BOSTON (TheStreet) -- American Tower (AMT), Crown Castle International (CCI), SBA Communications (SBAC) and other U.S. wireless-telecommunications tower companies may extend gains as infrastructure spending rebounds to satisfy demand from users of smartphones including Apple's iPhone and Research in Motion's BlackBerry.

American Tower has risen 12% in the past three months. Crown Castle International is up 8.3%, and SBA Communications has climbed 10%. (All have soared more than 40% over the past year.) Meanwhile, the benchmark S&P 500 has advanced 1.8% in three months, and technology-stock bellwethers Microsoft and Google have fallen 6.5% and 1.5%, respectively.

Shares of the tower companies started their ascent in late July after LightSquared, a planned $7 billion wireless broadband network designed to manage 4G services, was unveiled. A total of 40,000 base stations will cover 92% of the U.S. population upon completion in 2014.

An improving economy is expected by analysts to spur growth in infrastructure spending. Sprint Nextel ( S), Verizon ( VZ) and AT&T ( T) are upgrading existing services and adding greater capacity to handle new subscribers and increased demands of smartphone services, which are video- and data-heavy.

Global infrastructure expenditures may rise 6.7% to $40.3 billion next year, according to Jagdish Rebello, an analyst at iSuppli, a technology market research firm. That's as spending will dip 2.3% this year, less than half that of 2009, according to iSuppli.

"Starting in 2011, wireless carriers in industrialized countries will start to deploy 4G in order to attain faster speeds and to unclog the heavy data traffic generated by the exploding use of smartphones," Rebello says.

Smartphone sales jumped 64% in the second quarter, putting the devices on pace to comprise half the North American mobile-phone market by 2013, analysts predict. That means more telecom gear will need to be added to existing towers as well as the need for new ones in an already tight real-estate market for such structures.

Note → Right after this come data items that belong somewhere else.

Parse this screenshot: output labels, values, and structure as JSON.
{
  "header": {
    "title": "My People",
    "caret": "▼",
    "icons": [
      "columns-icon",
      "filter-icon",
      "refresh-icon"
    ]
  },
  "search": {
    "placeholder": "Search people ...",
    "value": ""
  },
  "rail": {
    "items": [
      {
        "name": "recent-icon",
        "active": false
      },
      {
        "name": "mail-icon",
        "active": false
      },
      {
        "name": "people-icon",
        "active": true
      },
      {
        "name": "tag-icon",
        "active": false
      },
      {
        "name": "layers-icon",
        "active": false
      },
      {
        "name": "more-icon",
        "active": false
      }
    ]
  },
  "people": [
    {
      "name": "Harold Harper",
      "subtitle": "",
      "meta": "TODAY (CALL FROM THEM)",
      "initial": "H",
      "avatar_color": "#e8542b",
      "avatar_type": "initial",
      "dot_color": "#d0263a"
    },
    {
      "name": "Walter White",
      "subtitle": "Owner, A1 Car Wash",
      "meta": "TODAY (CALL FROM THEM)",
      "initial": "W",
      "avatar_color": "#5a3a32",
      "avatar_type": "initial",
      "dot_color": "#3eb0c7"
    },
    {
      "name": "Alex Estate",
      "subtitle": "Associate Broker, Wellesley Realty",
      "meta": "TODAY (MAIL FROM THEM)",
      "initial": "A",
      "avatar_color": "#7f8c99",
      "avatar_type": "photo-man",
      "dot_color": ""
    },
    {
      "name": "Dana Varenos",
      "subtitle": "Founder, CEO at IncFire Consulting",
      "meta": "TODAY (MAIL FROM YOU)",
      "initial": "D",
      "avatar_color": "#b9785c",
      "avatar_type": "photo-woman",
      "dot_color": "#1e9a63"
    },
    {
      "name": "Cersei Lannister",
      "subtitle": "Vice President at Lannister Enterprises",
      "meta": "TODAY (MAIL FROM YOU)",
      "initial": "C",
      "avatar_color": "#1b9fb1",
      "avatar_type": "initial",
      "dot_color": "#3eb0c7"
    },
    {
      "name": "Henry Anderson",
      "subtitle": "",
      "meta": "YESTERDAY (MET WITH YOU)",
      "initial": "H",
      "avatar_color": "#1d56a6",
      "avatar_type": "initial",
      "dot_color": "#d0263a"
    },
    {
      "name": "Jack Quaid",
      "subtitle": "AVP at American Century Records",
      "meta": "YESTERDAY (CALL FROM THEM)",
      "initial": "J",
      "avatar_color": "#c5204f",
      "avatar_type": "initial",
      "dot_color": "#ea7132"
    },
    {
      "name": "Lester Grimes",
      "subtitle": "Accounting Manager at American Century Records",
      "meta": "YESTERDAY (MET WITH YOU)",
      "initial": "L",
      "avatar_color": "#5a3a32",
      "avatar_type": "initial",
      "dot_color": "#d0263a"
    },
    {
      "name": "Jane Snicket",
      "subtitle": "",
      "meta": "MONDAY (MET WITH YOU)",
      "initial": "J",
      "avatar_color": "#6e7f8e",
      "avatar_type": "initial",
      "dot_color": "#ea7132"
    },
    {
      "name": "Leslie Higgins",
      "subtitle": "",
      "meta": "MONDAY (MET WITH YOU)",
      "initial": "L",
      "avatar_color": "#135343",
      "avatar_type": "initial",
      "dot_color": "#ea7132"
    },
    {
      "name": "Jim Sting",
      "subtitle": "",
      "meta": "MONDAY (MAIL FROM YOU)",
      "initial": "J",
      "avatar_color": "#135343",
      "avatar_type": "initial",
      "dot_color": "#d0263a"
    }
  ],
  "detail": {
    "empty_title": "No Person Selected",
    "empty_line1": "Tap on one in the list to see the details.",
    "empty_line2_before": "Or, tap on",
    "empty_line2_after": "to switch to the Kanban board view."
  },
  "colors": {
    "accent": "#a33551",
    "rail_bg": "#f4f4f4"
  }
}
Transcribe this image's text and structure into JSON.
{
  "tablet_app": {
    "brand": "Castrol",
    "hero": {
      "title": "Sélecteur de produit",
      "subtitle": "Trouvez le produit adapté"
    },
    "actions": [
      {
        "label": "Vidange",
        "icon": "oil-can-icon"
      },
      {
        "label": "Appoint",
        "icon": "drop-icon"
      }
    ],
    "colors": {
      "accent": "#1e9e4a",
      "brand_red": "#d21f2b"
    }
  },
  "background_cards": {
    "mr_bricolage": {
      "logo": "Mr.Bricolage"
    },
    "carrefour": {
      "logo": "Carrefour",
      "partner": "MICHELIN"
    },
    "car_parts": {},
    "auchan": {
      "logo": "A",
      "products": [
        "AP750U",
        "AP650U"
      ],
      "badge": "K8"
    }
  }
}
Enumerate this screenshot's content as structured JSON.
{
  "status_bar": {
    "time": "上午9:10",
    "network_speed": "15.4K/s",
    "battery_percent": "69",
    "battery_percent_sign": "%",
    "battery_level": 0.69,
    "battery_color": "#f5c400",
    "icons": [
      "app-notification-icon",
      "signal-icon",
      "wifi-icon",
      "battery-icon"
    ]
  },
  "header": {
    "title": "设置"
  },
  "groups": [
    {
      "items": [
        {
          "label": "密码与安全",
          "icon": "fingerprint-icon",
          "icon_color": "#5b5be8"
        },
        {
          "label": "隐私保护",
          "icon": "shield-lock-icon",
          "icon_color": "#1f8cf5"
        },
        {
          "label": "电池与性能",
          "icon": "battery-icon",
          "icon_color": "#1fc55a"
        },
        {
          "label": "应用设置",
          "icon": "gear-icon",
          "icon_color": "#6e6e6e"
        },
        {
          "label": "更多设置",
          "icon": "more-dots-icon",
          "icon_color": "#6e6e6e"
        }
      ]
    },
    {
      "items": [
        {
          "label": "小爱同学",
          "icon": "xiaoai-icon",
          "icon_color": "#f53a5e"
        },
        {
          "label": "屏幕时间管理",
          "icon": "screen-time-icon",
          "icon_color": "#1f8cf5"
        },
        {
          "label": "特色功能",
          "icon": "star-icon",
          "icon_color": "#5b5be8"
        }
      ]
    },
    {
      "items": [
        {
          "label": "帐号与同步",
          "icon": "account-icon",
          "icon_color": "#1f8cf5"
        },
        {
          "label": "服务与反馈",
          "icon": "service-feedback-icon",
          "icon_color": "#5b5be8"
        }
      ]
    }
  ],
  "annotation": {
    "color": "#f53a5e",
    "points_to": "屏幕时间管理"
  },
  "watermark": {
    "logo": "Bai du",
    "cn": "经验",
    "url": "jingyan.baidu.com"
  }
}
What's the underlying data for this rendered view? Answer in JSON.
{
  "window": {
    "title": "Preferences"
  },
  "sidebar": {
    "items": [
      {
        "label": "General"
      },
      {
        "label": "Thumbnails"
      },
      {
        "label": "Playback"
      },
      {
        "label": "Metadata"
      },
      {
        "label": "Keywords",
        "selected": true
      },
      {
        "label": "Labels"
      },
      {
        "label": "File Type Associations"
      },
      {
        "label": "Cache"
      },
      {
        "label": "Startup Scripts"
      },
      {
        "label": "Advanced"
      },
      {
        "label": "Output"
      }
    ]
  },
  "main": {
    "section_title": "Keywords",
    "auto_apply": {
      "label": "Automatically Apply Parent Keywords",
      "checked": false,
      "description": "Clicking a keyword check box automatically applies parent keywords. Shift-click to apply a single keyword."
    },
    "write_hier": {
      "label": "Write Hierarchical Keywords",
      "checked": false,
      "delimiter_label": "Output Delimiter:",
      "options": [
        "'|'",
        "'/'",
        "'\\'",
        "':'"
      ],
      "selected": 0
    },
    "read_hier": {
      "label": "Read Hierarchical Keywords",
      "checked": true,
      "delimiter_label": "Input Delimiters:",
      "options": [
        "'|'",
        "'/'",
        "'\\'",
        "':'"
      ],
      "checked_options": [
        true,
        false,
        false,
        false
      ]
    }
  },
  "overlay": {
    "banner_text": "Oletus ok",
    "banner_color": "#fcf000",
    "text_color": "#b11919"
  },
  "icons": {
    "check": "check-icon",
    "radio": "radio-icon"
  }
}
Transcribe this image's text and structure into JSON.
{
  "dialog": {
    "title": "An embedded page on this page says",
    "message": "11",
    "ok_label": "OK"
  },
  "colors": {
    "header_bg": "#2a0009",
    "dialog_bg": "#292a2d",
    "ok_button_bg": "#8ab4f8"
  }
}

The difficulty in finding space for new towers, particularly in North America where there are about 250,000 structures now, is keeping new competitors at bay.

Rocketing shares have led to overvaluation, which is concerning some analysts. American Tower's price-to-earnings ratio is a whopping 60, about four times that of companies in the S&P 500.

Still, the industry's growth potential and huge cash flows are attracting investors. American Tower reported better-than-expected second-quarter earnings despite a soft patch in the economy. Revenue increased 11% to $470 million, while operating income rose 16 percent to $367.6 million. And recurring free cash flow -- in this case, money generated by existing communication towers -- jumped 23.7% to $236.4 million, giving the company $384 million in cash at the end of the quarter.

Recurring cash flow is one of the sweetest spots for this industry. Once a company gets a tower in place, future costs are limited. But its owner can steadily raise rates on existing customers as well as gain more revenue from new customers, further boosting sustainable cash flow.

And that sort of cash allows for acquisitions, whether of others' towers, access to geographic markets or whole companies, providing even more growth prospects, especially in the relatively untapped, fast-growing markets in Asia and Latin America.